Para ello es preciso liberarse de todas las speciei del sensus communis y facultades
vinculadas, como dirá más tarde San Juan:
como quiera que el alma no puede advertir más que una cosa, si se emplea en cosas aprehensibles, como son las noticias de la memoria, no es posible que esté libre para lo incomprehensible, que es Dios; porque, para que el alma vaya a Dios... hase de trocar lo conmutable y comprehensible por lo inconmutable y incomprehensible.5 |
En fray Luis, el
estoico «descenso» del «son», de la
«voz» divina, al sentido hay que relacionarlo con esta
indiferencia hacia lo sensible y lo particular (o con la necesidad
de superarlo) y, claro está, con algunos pasajes del
Banquete (por ejemplo, 211 c)6
y demás intermediarios que hemos visto en el capítulo
I, especialmente, los Padres «neoplatónicos».

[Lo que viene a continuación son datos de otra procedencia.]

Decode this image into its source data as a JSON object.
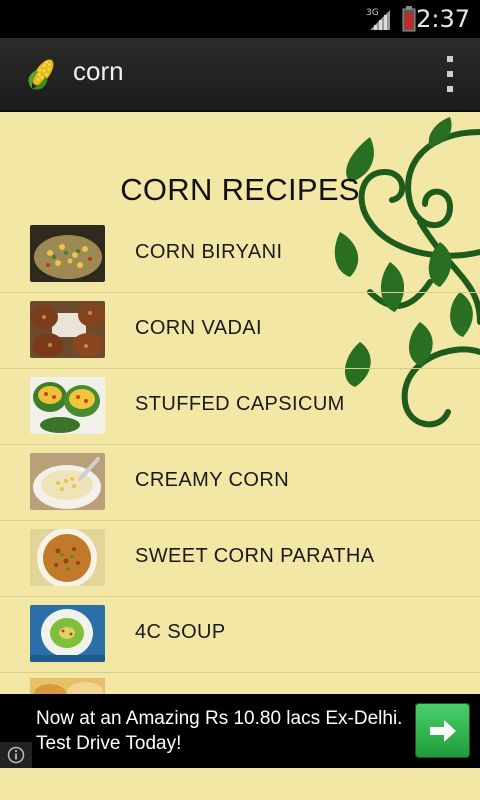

Los siguientes pasos descritos por el Agustino son asimismo
impecables: enajenación en el amado («fuera de sí»
),
transformación («toda en ti... la
convirtiese»
) y vida («viviera
junta»
, v. 40). Ni que decirse tiene que es el alma
intelectiva la que se transforma en el amado, la que hace posible
la contemplación a través suyo
(«conocería dónde...»), pues sólo
dicha porción del hombre participa de la
«música» divina (análoga a la
«luz»), solamente ella puede ser «raptada»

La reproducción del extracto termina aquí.